Cyrus McCormick’s Reaper: The Ag Industrial Revolution Began in Virginia’s Shenandoah Valley

This production still is from the 1937 Fox Hearst film “Romance of the Reaper,” which was produced by International Harvester to celebrate the McCormick reaper’s centennial. The scene is a re-creation of the first reaper test.

The story below is an excerpt from our Sept./Oct. 2014 issue. For the rest of this story and more like it subscribe today, view our digital edition or download our FREE iOS app!

The rolling hills and valleys of western Virginia today feel far removed from large-scale industrial agriculture.

But in the mid-19th century the region contributed heavily to feeding the still-new United States of America, serving as the highest grain-producing region in one of the highest grain-producing states.

And, the Valley of Virginia produced in that era a man who would forever leave a mark on American agriculture and business in general: Cyrus McCormick.

His invention of the reaper dramatically changed food production around the world. It represented the first major advance in grain-harvesting technology since the scythe came along to supplement the sickle. Farmers have only a small window – 10 days or so – in which to harvest their grain for the year. With a sickle, a person could harvest about half an acre of grain in a day. In one of his first field exhibitions of the reaper, McCormick harvested six acres in an afternoon.

“It is not an exaggeration to say that the invention of the reaper there in 1831 was the beginning of the agricultural industrial revolution,” says Jay Gilliam, who lives near Walnut Grove in Raphine, Virginia, and who has researched McCormick. “It changed the world in many many ways.”

McCormick did much more than invent a farm tool. He revolutionized agriculture worldwide, drove the growth of the U.S. as a world power, contributed to the emergence of Chicago as a major city, pioneered business practices that today are standard protocol, and influenced the outcome of the Civil War.

He was born in 1809, the year the presidency passed from Thomas Jefferson to James Madison, from one Virginian to another. McCormick’s family came from the Irish province of Ulster, joining the great wave of Scots Irish landing at Philadelphia and then traveling down the Great Wagon Road to the Valley of Virginia and points south.

“All these people were streaming into the valley bringing culture with them, and that includes agriculture,” says Kenneth Koons, history professor at Virginia Military Institute. “Their agriculture is what we call general mixed farming. They grew lots of different crops and kept on their farms lots of different livestock…The idea is that they’re trying to be self-sufficient, if not at the individual household level, then at least at the neighborhood level.”
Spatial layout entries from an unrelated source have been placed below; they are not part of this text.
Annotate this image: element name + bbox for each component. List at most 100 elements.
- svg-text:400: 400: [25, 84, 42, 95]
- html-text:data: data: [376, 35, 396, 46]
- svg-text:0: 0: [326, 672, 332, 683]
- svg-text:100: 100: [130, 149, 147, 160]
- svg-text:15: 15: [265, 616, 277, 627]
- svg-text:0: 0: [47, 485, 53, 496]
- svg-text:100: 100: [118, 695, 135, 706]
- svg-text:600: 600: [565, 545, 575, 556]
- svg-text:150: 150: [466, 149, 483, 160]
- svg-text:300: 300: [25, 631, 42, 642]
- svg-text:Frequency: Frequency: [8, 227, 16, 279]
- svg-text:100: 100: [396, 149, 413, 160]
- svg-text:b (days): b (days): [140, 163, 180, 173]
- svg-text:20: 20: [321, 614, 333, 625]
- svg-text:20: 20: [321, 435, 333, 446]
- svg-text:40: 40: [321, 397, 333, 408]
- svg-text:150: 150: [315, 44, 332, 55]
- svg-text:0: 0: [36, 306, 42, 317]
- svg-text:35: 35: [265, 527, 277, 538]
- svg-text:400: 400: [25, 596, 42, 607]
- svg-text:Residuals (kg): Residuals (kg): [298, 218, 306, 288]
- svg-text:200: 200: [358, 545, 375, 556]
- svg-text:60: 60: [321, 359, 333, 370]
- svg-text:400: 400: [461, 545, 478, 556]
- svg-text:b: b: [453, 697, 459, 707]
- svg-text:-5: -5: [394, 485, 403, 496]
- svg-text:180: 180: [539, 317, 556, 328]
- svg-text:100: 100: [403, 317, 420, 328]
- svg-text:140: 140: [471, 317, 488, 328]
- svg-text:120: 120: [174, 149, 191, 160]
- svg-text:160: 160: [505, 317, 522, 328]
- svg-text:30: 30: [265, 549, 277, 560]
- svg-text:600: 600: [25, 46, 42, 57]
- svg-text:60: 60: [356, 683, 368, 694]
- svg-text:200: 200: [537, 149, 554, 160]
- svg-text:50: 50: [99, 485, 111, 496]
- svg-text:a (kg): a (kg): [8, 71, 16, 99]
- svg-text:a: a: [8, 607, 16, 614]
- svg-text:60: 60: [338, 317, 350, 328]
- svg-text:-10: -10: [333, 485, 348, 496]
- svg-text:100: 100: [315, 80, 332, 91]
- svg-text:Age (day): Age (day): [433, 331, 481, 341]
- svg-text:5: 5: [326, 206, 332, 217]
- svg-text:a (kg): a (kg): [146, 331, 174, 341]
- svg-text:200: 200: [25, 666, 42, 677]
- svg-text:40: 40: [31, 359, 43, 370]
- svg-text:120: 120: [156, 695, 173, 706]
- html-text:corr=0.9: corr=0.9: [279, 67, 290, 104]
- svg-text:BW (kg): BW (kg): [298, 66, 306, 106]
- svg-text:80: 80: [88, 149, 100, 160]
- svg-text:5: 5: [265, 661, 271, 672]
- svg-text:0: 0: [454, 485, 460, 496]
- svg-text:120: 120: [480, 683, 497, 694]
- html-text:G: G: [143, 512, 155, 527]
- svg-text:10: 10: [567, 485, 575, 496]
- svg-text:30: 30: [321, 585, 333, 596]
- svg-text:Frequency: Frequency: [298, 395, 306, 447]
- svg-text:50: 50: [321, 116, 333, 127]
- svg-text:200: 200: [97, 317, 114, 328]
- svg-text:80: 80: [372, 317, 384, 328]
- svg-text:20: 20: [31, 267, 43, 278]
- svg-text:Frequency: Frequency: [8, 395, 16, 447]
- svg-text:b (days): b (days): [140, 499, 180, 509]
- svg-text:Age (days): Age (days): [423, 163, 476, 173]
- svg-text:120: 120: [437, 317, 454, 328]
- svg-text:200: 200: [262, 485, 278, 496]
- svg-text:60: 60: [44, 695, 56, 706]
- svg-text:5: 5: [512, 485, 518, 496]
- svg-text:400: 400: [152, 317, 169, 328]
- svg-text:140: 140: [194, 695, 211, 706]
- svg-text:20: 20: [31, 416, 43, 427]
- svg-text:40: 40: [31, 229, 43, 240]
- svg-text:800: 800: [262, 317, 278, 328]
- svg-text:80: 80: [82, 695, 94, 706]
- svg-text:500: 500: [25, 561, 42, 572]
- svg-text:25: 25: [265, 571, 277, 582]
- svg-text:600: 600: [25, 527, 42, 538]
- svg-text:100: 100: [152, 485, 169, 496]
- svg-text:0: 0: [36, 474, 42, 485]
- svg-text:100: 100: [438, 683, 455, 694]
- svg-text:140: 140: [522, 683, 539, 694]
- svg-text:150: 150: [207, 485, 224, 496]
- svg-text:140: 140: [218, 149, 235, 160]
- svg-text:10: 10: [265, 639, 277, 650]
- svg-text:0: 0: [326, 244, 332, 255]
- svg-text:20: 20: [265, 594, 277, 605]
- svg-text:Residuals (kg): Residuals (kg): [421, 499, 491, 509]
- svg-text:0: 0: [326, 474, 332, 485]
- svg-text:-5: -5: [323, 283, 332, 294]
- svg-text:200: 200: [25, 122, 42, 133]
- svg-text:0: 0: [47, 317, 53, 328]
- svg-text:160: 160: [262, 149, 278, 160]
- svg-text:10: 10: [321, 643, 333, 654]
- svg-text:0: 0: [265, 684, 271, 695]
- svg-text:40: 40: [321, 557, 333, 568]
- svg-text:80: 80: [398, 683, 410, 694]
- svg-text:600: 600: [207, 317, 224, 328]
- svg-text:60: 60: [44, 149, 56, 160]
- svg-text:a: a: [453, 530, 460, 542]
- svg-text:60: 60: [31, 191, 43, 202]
Cyrus came in the fourth generation of American McCormicks. His father Robert invented things too, tinkering constantly in his blacksmith’s shop. In fact Robert conducted a fair bit of work on his own mechanical reaper before giving up and turning it over in 1831 to Cyrus and Jo Anderson, a slave who was brought up as his companion. Cyrus McCormick successfully demonstrated the new version later that year.